As a female watching anime and reading manga, the designs of female characters can be quite tedious. Even in action-fighting manga, female characters are built the same – hourglass figure with gigantic boobs, with females from One Piece being the most obvious example. That’s not to say such women don’t exist in the world, and I’m not trying to start a crusade against this body type. What I am trying to say is that sometimes it’s really awesome (and empowering) to see different body types represented in media. That brings us to a series I’ve been a long-time fan of – Saotome-Senshu, Hitakakusa (also known as ‘Fighter Saotome’) by Mizuguchi Naoki. The series follows high school champion boxer, Saotome Yae. Yae has a crush on another member of her boxing club, Tsukishima Satoru, who makes up for his lack of stature and brawn through in-depth knowledge of boxing.
As my introduction for the series focused on body representation, let’s start with that. Even within athletic bodies, there’s a pretty big variety of body shapes and sizes, and this manga does a really great way of showing that. We have Yae whose body is quite muscular and a little square shaped, but there’s also character who have bodies which are a bit more curvaceous, or even characters who are very thin. None of the bodies are shown to be better than others. In fact all the bodies are shown to be beautiful, one to be proud of. There’s no off hand ‘fat’ jokes or derogatory comments. Especially amongst the girl athletes, they all really support one another.
The manga also spends some time confronting ideas of masculinity and femininity. For Yae, as a boxer and with her short hair, she’s often compared to a boy and is expected to act very masculine. But her actual personality is a mixture, and in fact is shown to be quite troubled from people place assumptions on her. I find in a lot of series that when a girl is criticised for being masculine, it’s often flipped off as a joke and not discussed. With Yae, you could see the effects that such comments had on her, at one point a girl tells Yae that her hand is big like a boy’s. Yae then becomes concerned about holding hands with Satoru and stressed about her own body. Through the support of Satoru and her boxing friends she finds the strength to be herself and show her more feminine sides. Growing up, I too was criticised for being masculine, for simply having a pixie cut, my actual personality is very feminine – I love sewing, having soft toys all around my room and my favourite colours are pastel. So seeing Yae slowly becoming more confident in herself was very inspiring to read.

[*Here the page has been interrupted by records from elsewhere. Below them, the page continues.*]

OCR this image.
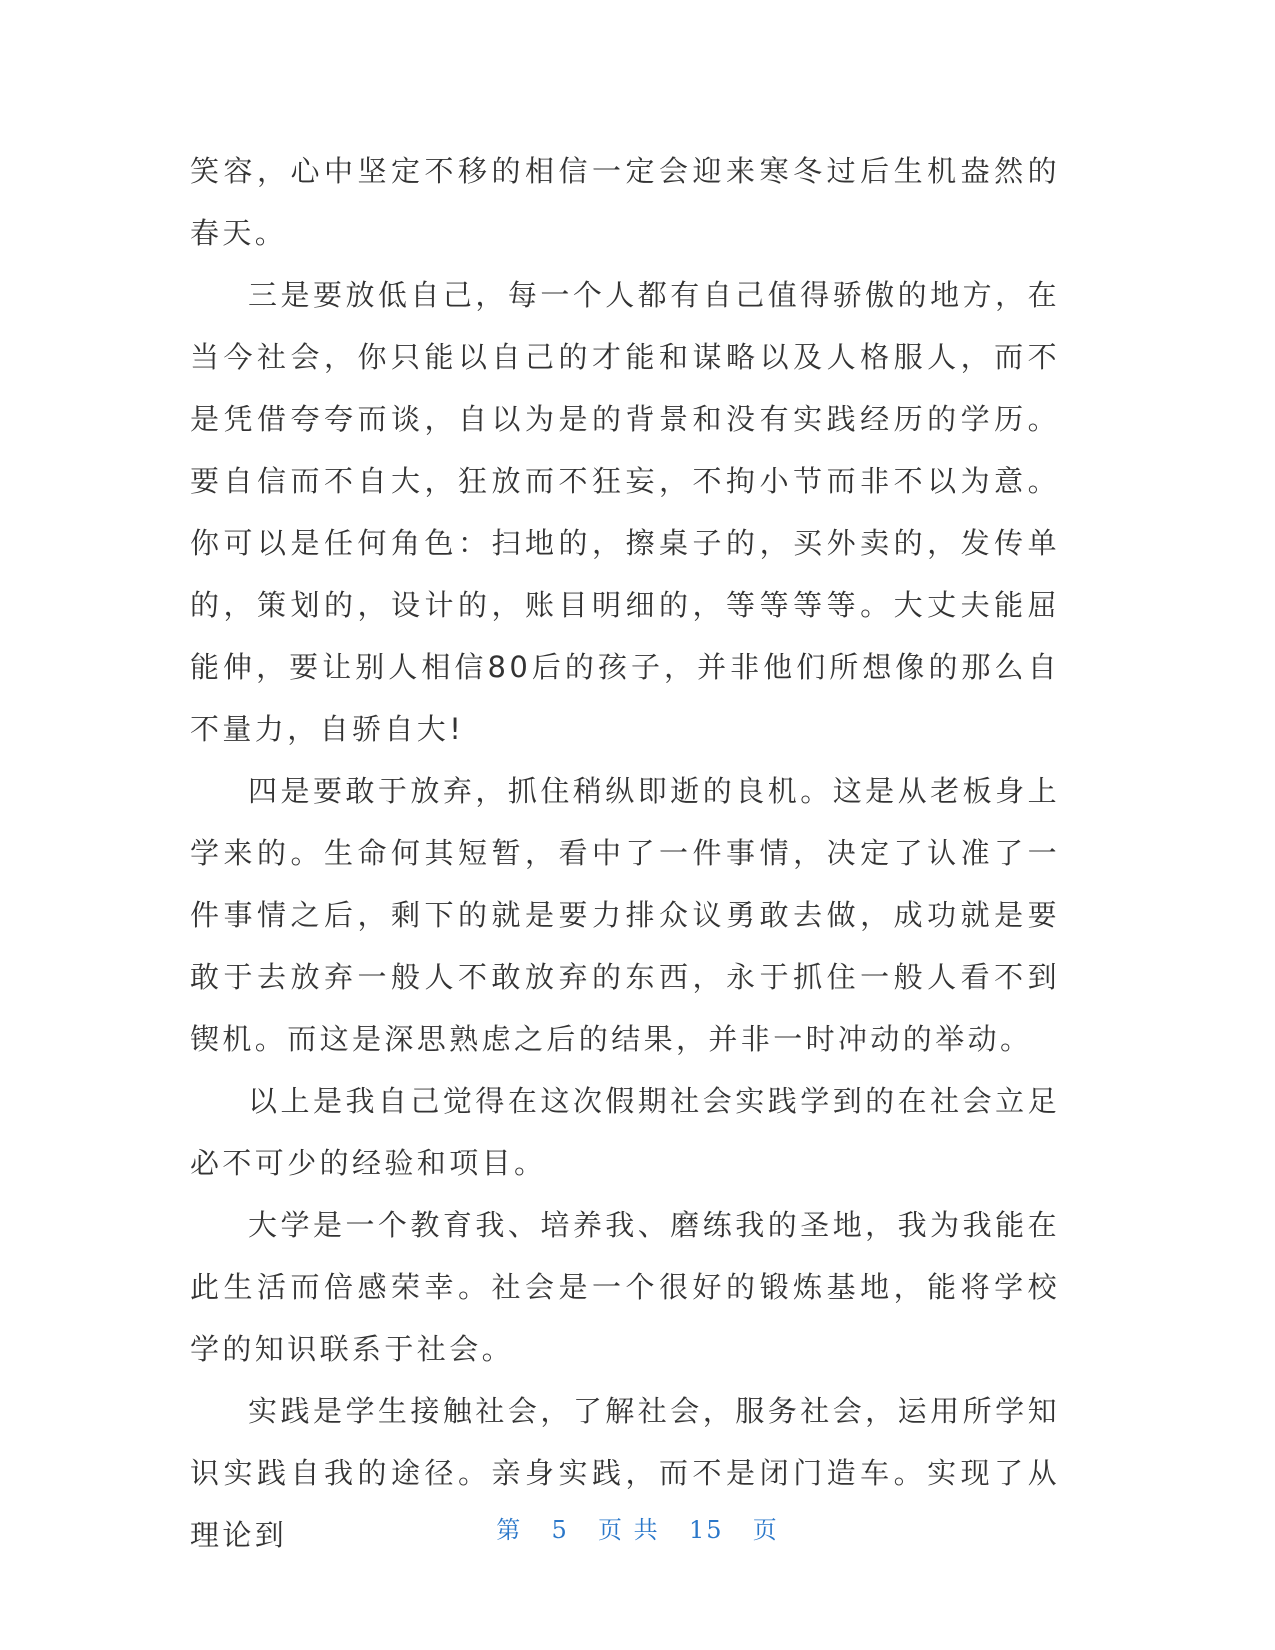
笑容，心中坚定不移的相信一定会迎来寒冬过后生机盎然的春天。

三是要放低自己，每一个人都有自己值得骄傲的地方，在当今社会，你只能以自己的才能和谋略以及人格服人，而不是凭借夸夸而谈，自以为是的背景和没有实践经历的学历。要自信而不自大，狂放而不狂妄，不拘小节而非不以为意。你可以是任何角色：扫地的，擦桌子的，买外卖的，发传单的，策划的，设计的，账目明细的，等等等等。大丈夫能屈能伸，要让别人相信80后的孩子，并非他们所想像的那么自不量力，自骄自大!

四是要敢于放弃，抓住稍纵即逝的良机。这是从老板身上学来的。生命何其短暂，看中了一件事情，决定了认准了一件事情之后，剩下的就是要力排众议勇敢去做，成功就是要敢于去放弃一般人不敢放弃的东西，永于抓住一般人看不到锲机。而这是深思熟虑之后的结果，并非一时冲动的举动。

以上是我自己觉得在这次假期社会实践学到的在社会立足必不可少的经验和项目。

大学是一个教育我、培养我、磨练我的圣地，我为我能在此生活而倍感荣幸。社会是一个很好的锻炼基地，能将学校学的知识联系于社会。

实践是学生接触社会，了解社会，服务社会，运用所学知识实践自我的途径。亲身实践，而不是闭门造车。实现了从理论到	第 5 页 共 15 页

Probably my favourite part of this manga is how wholesome the relationship between Yae and Satoru is. Even though Satoru is smaller and weaker than Yae, he’s not bitter about it or frustrated at his own situation (nor should he be!). Instead he just wants to see Yae achieve her very best, he studies as much as he can about nutrition and coaching so he can support his girlfriend. Yae and Satoru lift each other up and inspired one another to do better. I also love how Yae is shown to be really in love with Satoru and acts on her love. In some manga series, the female characters are just so shy and blushing – they just don’t do anything. But Yae will ask Satoru to hold her hand, or even check him out when he’s in his boxing outfit!
As you can tell I absolutely adore this series! Yae is now one of my favourite female manga characters, and I can’t wait to see how her relationship with Satoru continues to develop. If anything, the series teaches readers about strength and perseverance, and the importance of surrounding yourself with positive people. I highly recommend any manga readers give this series a shot. An 8.5/10 from me!